Department of Pharmaceutical Sciences, College of Pharmacy, Western University of Health Sciences, 309 East 2nd Street, Pomona, CA 91766, United States.
Pharmacol Biochem Behav. 2017 Aug;159:84-89. doi: 10.1016/j.pbb.2017.07.010. Epub 2017 Jul 20.
Previous preclinical studies have shown that nicotine pretreatment during adolescence increases the reinforcing actions of cocaine. However, little is known about the effect of prior nicotine administration on cocaine-induced conditioned place preference (CPP) and its reinstatement in adult mice. Besides, little information is available regarding the role of sex in this cross-talk between nicotine and cocaine. Thus, we examined if nicotine administration during adulthood would differentially alter cocaine-induced CPP, its extinction and reinstatement in male versus female mice and if the dose of nicotine was important in this regard. To this end, mice were pretreated with saline or nicotine (0.25 or 1mg/kg; twice daily for seven days) and then tested for place preference before and after single and repeated conditioning with cocaine (15mg/kg). Mice were then exposed to extinction training and tested for reinstatement of CPP. Our results showed that male and female mice pretreated with saline and conditioned with cocaine each exhibited a robust CPP after a single cocaine conditioning. However, this response was blunted in mice pretreated with the lower but not higher dose of nicotine. Female mice pretreated with the lower dose nicotine also failed to show CPP after repeated conditioning. Reinstatement of cocaine-induced CPP was also blunted in these mice compared to their respective controls. Together, these results suggest that nicotine administration during adulthood exerts differential effects on cocaine-induced CPP and its reinstatement in male and female mice and the dose of nicotine is important in this regard.

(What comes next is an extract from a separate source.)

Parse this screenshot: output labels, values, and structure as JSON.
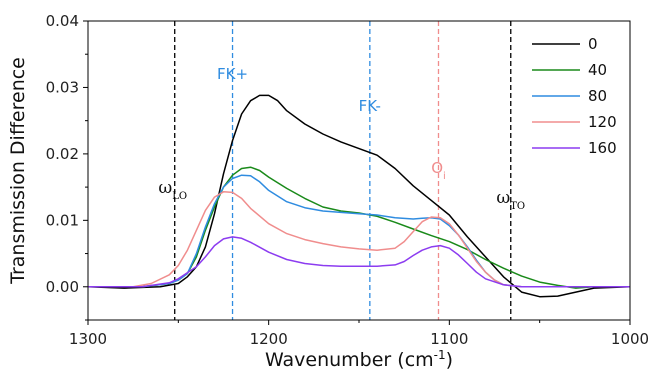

先前的临床前研究表明,青春期时的尼古丁预处理会增加可卡因的强化作用。然而,对于先前给予尼古丁对成年小鼠可卡因诱导的条件位置偏好(CPP)及其复燃的影响知之甚少。此外,关于尼古丁和可卡因之间这种相互作用中性别所起的作用,相关信息也很少。因此,我们研究了成年期给予尼古丁是否会以不同的方式改变雄性和雌性小鼠中可卡因诱导的 CPP 及其消退和复燃,如果在这方面尼古丁的剂量很重要。为此,我们用生理盐水或尼古丁(0.25 或 1mg/kg;每天两次,持续七天)预处理小鼠,然后在单次和重复给予可卡因(15mg/kg)之前和之后测试它们的位置偏好。然后,将小鼠暴露于消退训练中,并测试 CPP 的复燃情况。我们的结果表明,用生理盐水预处理并用可卡因条件化的雄性和雌性小鼠在单次可卡因条件化后都表现出强烈的 CPP。然而,在接受较低但不是较高剂量尼古丁预处理的小鼠中,这种反应减弱了。用较低剂量尼古丁预处理的雌性小鼠在重复条件化后也未能表现出 CPP。与各自的对照组相比,这些小鼠的可卡因诱导的 CPP 复燃也减弱了。这些结果表明,成年期给予尼古丁会对雄性和雌性小鼠中可卡因诱导的 CPP 及其复燃产生不同的影响,而且尼古丁的剂量在这方面很重要。